土地に秘められた伝承と家族の崩壊を描いた英国発フォーク・ホラー映画『Starve Acre(原題)』が、邦題を『スターヴ・エイカー 召喚』として9月11日より公開されることが決定。ポスタービジュアルが解禁された。



【写真】うさぎがかわいいのにどこか怪しい『スターヴ・エイカー 召喚』ポスター

 リチャードとジュリエット夫妻が最近移り住んだ、英国ヨークシャー地方の<スターヴ・エイカー>。この人里離れた土地は、家族に対して奇妙な力を及ぼしているように思われ、とりわけ幼い息子・オーウェンは、ジャック・グレイの口笛が聞こえると寝言で話すようになっていた。

 ある日オーウェンは喘息発作によって突然命を落とす。その死は夫婦のあいだに深い亀裂を生み、長い冬のような悲嘆の日々が続いていく。ジュリエットは亡き息子の魂と交信し、リチャードは、自分たちの土地のどこかに埋まっている、民間伝承にまつわる古いオークの木を掘り起こすことに取り憑かれていく。

 そしてリチャードは、大きな野ウサギの骨格を発見。しかもそれは、日を追うごとに肉付き蘇生していく。古いオークの根、謎めいた口笛、呼び戻される“何か”。美しく荒涼とした田園風景の中に漂う不穏な気配が、やがて静かに悪夢のかたちを成していく。その“召喚”は、誰の願いだったのか。喪失の先に差し出された救いが、想像を超えた恐怖へと変わる。

 監督・脚本は、イギリス映画界の気鋭、ダニエル・ココタジロ。
フォーク・ホラーの伝統を現代的な感性で再構築した本作は、BFIロンドン映画祭で最高賞を競う公式コンペティション部門に選出。海外の有力誌からも「見事なまでに不気味な空気感」(スクリーン・デイリー)、「稀有な感覚的精密さと、洗練された形式美」(バラエティ誌)、「知的な演技が、恐怖に命を吹き込む」(ガーディアン紙)など絶賛の声が届いており、今年多数公開されるホラー作品の中でも異質な存在感を放っている。

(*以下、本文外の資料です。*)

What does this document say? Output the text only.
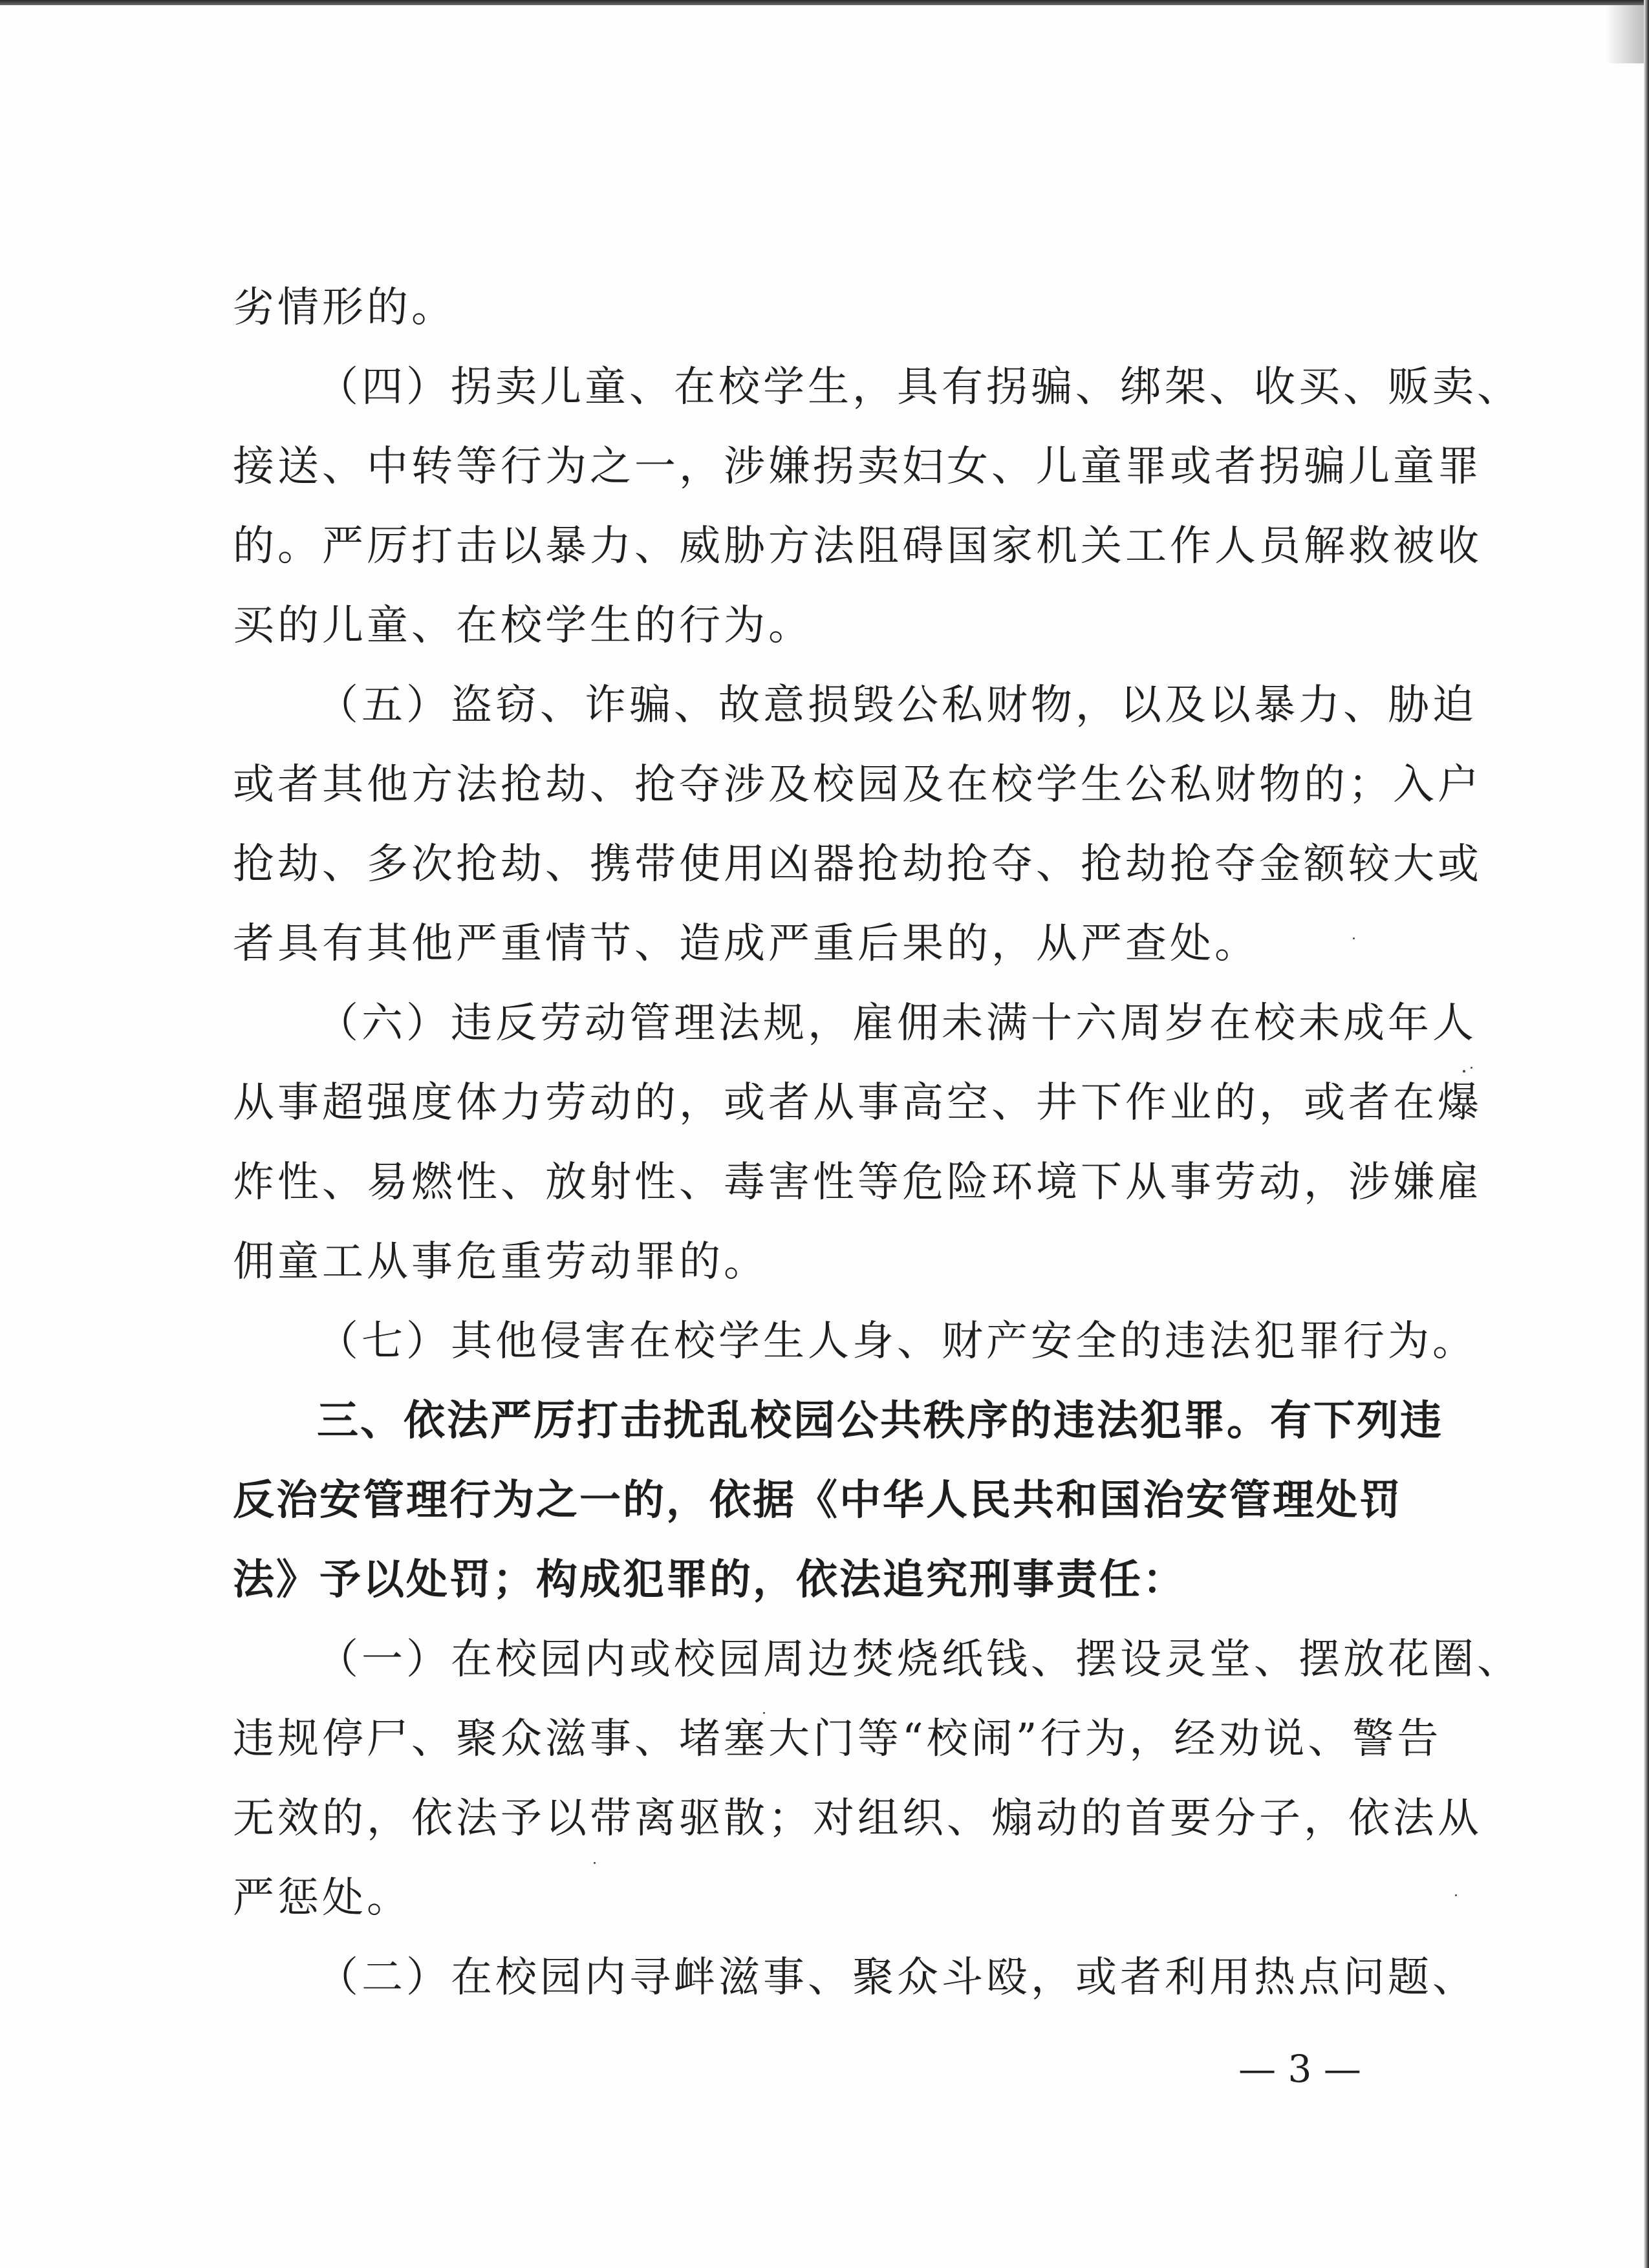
劣情形的。
（四）拐卖儿童、在校学生，具有拐骗、绑架、收买、贩卖、
接送、中转等行为之一，涉嫌拐卖妇女、儿童罪或者拐骗儿童罪
的。严厉打击以暴力、威胁方法阻碍国家机关工作人员解救被收
买的儿童、在校学生的行为。
（五）盗窃、诈骗、故意损毁公私财物，以及以暴力、胁迫
或者其他方法抢劫、抢夺涉及校园及在校学生公私财物的；入户
抢劫、多次抢劫、携带使用凶器抢劫抢夺、抢劫抢夺金额较大或
者具有其他严重情节、造成严重后果的，从严查处。
（六）违反劳动管理法规，雇佣未满十六周岁在校未成年人
从事超强度体力劳动的，或者从事高空、井下作业的，或者在爆
炸性、易燃性、放射性、毒害性等危险环境下从事劳动，涉嫌雇
佣童工从事危重劳动罪的。
（七）其他侵害在校学生人身、财产安全的违法犯罪行为。
三、依法严厉打击扰乱校园公共秩序的违法犯罪。有下列违
反治安管理行为之一的，依据《中华人民共和国治安管理处罚
法》予以处罚；构成犯罪的，依法追究刑事责任：
（一）在校园内或校园周边焚烧纸钱、摆设灵堂、摆放花圈、
违规停尸、聚众滋事、堵塞大门等“校闹”行为，经劝说、警告
无效的，依法予以带离驱散；对组织、煽动的首要分子，依法从
严惩处。
（二）在校园内寻衅滋事、聚众斗殴，或者利用热点问题、
— 3 —
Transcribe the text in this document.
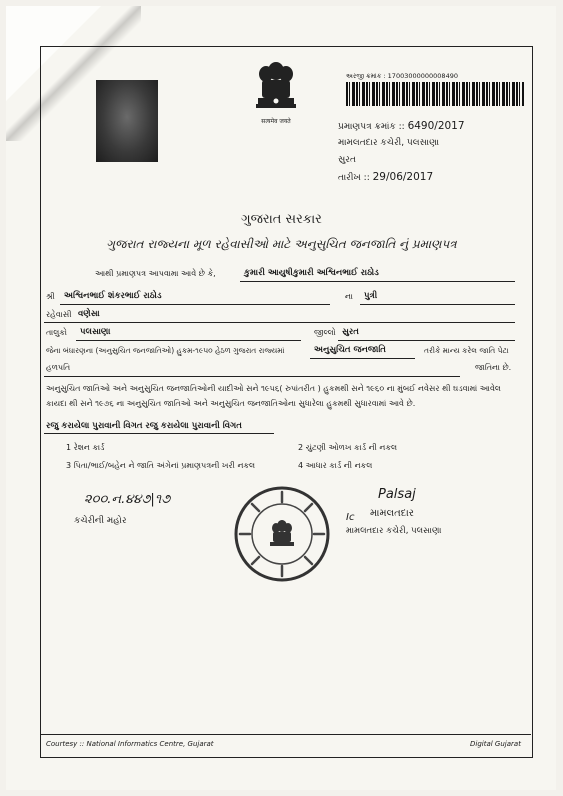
सत्यमेव जयते
અરજી ક્રમાંક : 17003000000008490
પ્રમાણપત્ર ક્રમાંક :: 6490/2017
મામલતદાર કચેરી, પલસાણા
સુરત
તારીખ :: 29/06/2017
ગુજરાત સરકાર
ગુજરાત રાજ્યના મૂળ રહેવાસીઓ માટે અનુસુચિત જનજાતિ નું પ્રમાણપત્ર
આથી પ્રમાણપત્ર આપવામા આવે છે કે,	કુમારી આયુષીકુમારી અશ્વિનભાઈ રાઠોડ
શ્રી અશ્વિનભાઈ શંકરભાઈ રાઠોડ	ના પુત્રી
રહેવાસી વણેસા
તાલુકો પલસાણા	જીલ્લો સુરત
જેના બંધારણના (અનુસુચિત જનજાતિઓ) હુકમ-૧૯૫૦ હેઠળ ગુજરાત રાજ્યમાં	અનુસુચિત જનજાતિ	તરીકે માન્ય કરેલ જાતિ પેટા
હળપતિ	જાતિના છે.
અનુસુચિત જાતિઓ અને અનુસુચિત જનજાતિઓની યાદીઓ સને ૧૯૫૬( રુપાંતરીત ) હુકમથી સને ૧૯૬૦ ના મુંબઈ નવેસર થી ઘડવામાં આવેલ કાયદા થી સને ૧૯૭૬ ના અનુસુચિત જાતિઓ અને અનુસુચિત જનજાતિઓના સુધારેલા હુકમથી સુધારવામાં આવે છે.
રજુ કરાયેલા પુરાવાની વિગત રજુ કરાયેલા પુરાવાની વિગત
1 રેશન કાર્ડ	2 ચુંટણી ઓળખ કાર્ડ ની નકલ
3 પિતા/ભાઈ/બહેન ને જાતિ અંગેનાં પ્રમાણપત્રની ખરી નકલ	4 આધાર કાર્ડ ની નકલ
૨૦૦.ન.૪૪૭|૧૭
કચેરીની મહોર
Palsaj
Ic મામલતદાર
મામલતદાર કચેરી, પલસાણા
Courtesy :: National Informatics Centre, Gujarat	Digital Gujarat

 主演は、『ハウス・オブ・ザ・ドラゴン』のマット・スミス、『ロード・オブ・ザ・リング:力の指輪』『セイント・モード/狂信』のモーフィッド・クラークの2人が務める。撮影前には4日ほどリハーサルを行い、特にマット・スミス演じるリチャードは考古学者という役柄のため、発掘技術など具体的な動作を確認したり、考古学者に現場に来てもらって助言を受けるなど、実際に作業を行いながら人物像を作り上げていったという。

 ポスタービジュアルは、ウサギが大きく描かれたもの。一見愛らしい姿だが、その体には木の根が絡みつき、しかもその目は赤く染まり、「決して、掘り起こしてはならなかった。」というコピーも相まって、ただならぬ雰囲気を醸し出している。

 この映画が持つ奇妙な温かみと不気味さは、ココタジロ監督の映画体験が大きく関係している。ココタジロ監督は、子どもの頃からホラーファンだったと明かし、「ただ、それには厄介な宗教的罪悪感も伴っていて、しばしば自分のVHSコレクションを処分してしまうこともありました……。もちろん年齢を重ね、数カ月おきに映画コレクションを捨てるようなことはしない程度に分別がつくようになると、自分を怖がらせたり、刺激したりするものも変わっていきました。不条理でシュールなホラー、ブラックコメディとしても機能するホラー、あるいは実存的なテーマを持つホラーが、その後も私を不安にさせ続けました」と振り返る。

 この映画の“ウサギ”については、「4歳か5歳くらいの頃、ヤン・シュヴァンクマイエルの『アリス』を見せられたのですが、あれには本当に震え上がりました。ストップモーションで動く剥製の白ウサギは、本作で動物をどのように撮るかを考えたとき、すぐに思い出したものです」と、実写とストップモーションアニメを融合させた名作からインスパイアされたことを明かしている。


 映画『スターヴ・エイカー 召喚』は、9月11日よりシネマート新宿ほかにて公開。